Committed to Quality Since 1921

Nearly a century ago, we committed to making only the highest-quality honey. How would we guarantee it? By putting our beekeepers in charge. We’ve been making U.S.A. co-op honey trusted by American families everywhere ever since.

Honey for All

From classic Sue Bee® honey to Aunt Sue’s® Raw & Unfiltered Honey, we have something for every preference and use.

Sue Bee® Clover Honey

For nearly a century, Sue Bee® honey has been a mainstay for American families.
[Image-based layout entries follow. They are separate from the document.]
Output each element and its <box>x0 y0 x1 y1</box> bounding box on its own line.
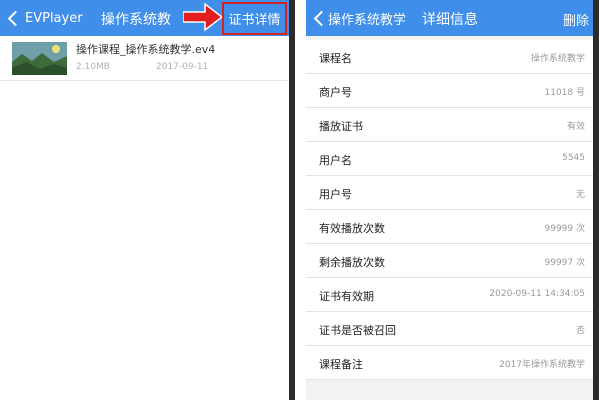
right-screen: 操作系统教学 详细信息 删除 课程名 操作系统教学 商户号 11018 号 播放… <box>306 0 599 400</box>
right-edge <box>593 0 599 400</box>
detail-row-merchant-id: 商户号 11018 号 <box>306 74 599 108</box>
chevron-left-icon <box>313 10 330 26</box>
detail-label: 课程名 <box>319 52 352 65</box>
video-thumbnail <box>12 42 67 75</box>
detail-value: 99997 次 <box>544 258 586 268</box>
detail-label: 证书有效期 <box>319 290 374 303</box>
detail-row-playback-certificate: 播放证书 有效 <box>306 108 599 142</box>
page-title: 详细信息 <box>422 12 478 28</box>
detail-label: 证书是否被召回 <box>319 324 396 337</box>
certificate-details-label: 证书详情 <box>228 13 281 28</box>
back-label: EVPlayer <box>25 10 83 26</box>
detail-value: 2017年操作系统教学 <box>499 360 585 370</box>
detail-label: 商户号 <box>319 86 352 99</box>
detail-row-course-notes: 课程备注 2017年操作系统教学 <box>306 346 599 380</box>
detail-value: 99999 次 <box>544 224 586 234</box>
detail-label: 剩余播放次数 <box>319 256 385 269</box>
detail-row-course-name: 课程名 操作系统教学 <box>306 40 599 74</box>
detail-row-valid-plays: 有效播放次数 99999 次 <box>306 210 599 244</box>
red-arrow-icon <box>183 2 223 32</box>
detail-value: 2020-09-11 14:34:05 <box>489 289 585 299</box>
divider-strip <box>289 0 295 400</box>
chevron-left-icon <box>7 10 24 26</box>
back-label[interactable]: 操作系统教学 <box>328 9 406 28</box>
detail-value: 5545 <box>562 153 585 163</box>
detail-row-certificate-expiry: 证书有效期 2020-09-11 14:34:05 <box>306 278 599 312</box>
detail-label: 课程备注 <box>319 358 363 371</box>
left-screen: EVPlayer 操作系统教 证书详情 操作课程_操作系统教学.ev4 2.10… <box>0 0 289 400</box>
detail-label: 用户名 <box>319 154 352 167</box>
back-button[interactable]: EVPlayer <box>6 8 83 28</box>
detail-label: 播放证书 <box>319 120 363 133</box>
video-list-item[interactable]: 操作课程_操作系统教学.ev4 2.10MB 2017-09-11 <box>0 37 289 81</box>
detail-row-certificate-revoked: 证书是否被召回 否 <box>306 312 599 346</box>
delete-button[interactable]: 删除 <box>563 10 589 29</box>
detail-value: 操作系统教学 <box>530 54 585 64</box>
page-title: 操作系统教 <box>101 12 171 28</box>
detail-value: 11018 号 <box>544 88 586 98</box>
detail-value: 否 <box>575 326 585 336</box>
certificate-details-button[interactable]: 证书详情 <box>222 2 287 35</box>
detail-label: 有效播放次数 <box>319 222 385 235</box>
detail-row-remaining-plays: 剩余播放次数 99997 次 <box>306 244 599 278</box>
right-navbar: 操作系统教学 详细信息 删除 <box>306 0 599 36</box>
detail-label: 用户号 <box>319 188 352 201</box>
detail-list: 课程名 操作系统教学 商户号 11018 号 播放证书 有效 用户名 5545 … <box>306 36 599 400</box>
video-name: 操作课程_操作系统教学.ev4 <box>76 43 216 56</box>
detail-row-user-id: 用户号 无 <box>306 176 599 210</box>
video-date: 2017-09-11 <box>156 62 209 72</box>
detail-value: 无 <box>575 190 585 200</box>
detail-value: 有效 <box>566 122 585 132</box>
detail-row-username: 用户名 5545 <box>306 142 599 176</box>
video-size: 2.10MB <box>76 62 110 72</box>
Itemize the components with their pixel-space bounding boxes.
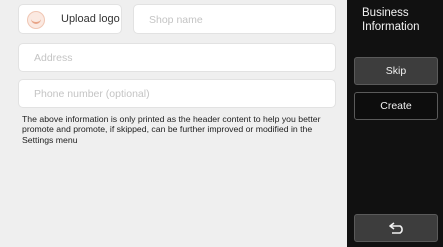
form-panel: Upload logo Shop name Address Phone numb… [0,0,347,247]
phone-number-placeholder: Phone number (optional) [34,88,150,100]
upload-logo-label: Upload logo [61,13,120,25]
address-input[interactable]: Address [18,43,336,72]
shop-name-placeholder: Shop name [149,14,203,26]
back-button[interactable] [354,214,438,242]
logo-placeholder-icon [27,11,45,29]
sidebar: Business Information Skip Create [347,0,443,247]
shop-name-input[interactable]: Shop name [133,4,336,34]
create-button[interactable]: Create [354,92,438,120]
back-arrow-icon [389,222,403,234]
skip-button[interactable]: Skip [354,57,438,85]
sidebar-title: Business Information [362,7,420,33]
address-placeholder: Address [34,52,73,64]
info-text: The above information is only printed as… [22,114,321,145]
upload-logo-button[interactable]: Upload logo [18,4,122,34]
phone-number-input[interactable]: Phone number (optional) [18,79,336,108]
Gently filtered to remove hive debris and prevent granulation, it’s delicious, golden U.S.A. honey. As it’s been since 1921; as it always will be. Explore Sue Bee® Honey

Aunt Sue’s® Raw & Unfiltered Honey

Bold, flavorful and unfiltered – that’s Aunt Sue’s® Raw & Unfiltered Honey. Our unique straining process allows natural pollen to remain in the honey and creates a more flavorful experience. Explore Aunt Sue’s® Honey

Frequently Asked Questions

If you have questions, we have answers. What do you want to know about our honey?

  • What's the difference between the types of honey Sioux Honey Association Co-op makes?

    Sioux Honey Association Co-op has two brands of pure, premium honey, so there’s something for everyone. SUE BEE® honey is our classic clover honey. It’s filtered to a smooth perfection and has been a staple since 1921. AUNT SUE'S® Raw & Unfiltered Honey is exactly as described – raw and unfiltered. Available in wildflower or clover, it offers bold flavors and the benefits of natural pollen.

  • Where does Sioux Honey Association Co-op honey come from?

    Our honey comes directly from our co-op of 200+ independent beekeepers – all of whom we know by name. Because we believe it’s not just where your honey comes from that matters, it’s who. And each of those beekeepers is passionate about providing the highest-quality honey for our SIOUX HONEY® consumers.

  • How should I store honey?

    Honey is best kept in a sealed container at room temperature. Refrigeration preserves honey very well but also promotes granulation, yielding a semi-solid mass. Freezing, on the other hand, preserves honey well and does not promote granulation, but makes dispensing difficult. Avoid temperatures above room temperature because they promote the darkening of the honey, along with subtle flavor changes.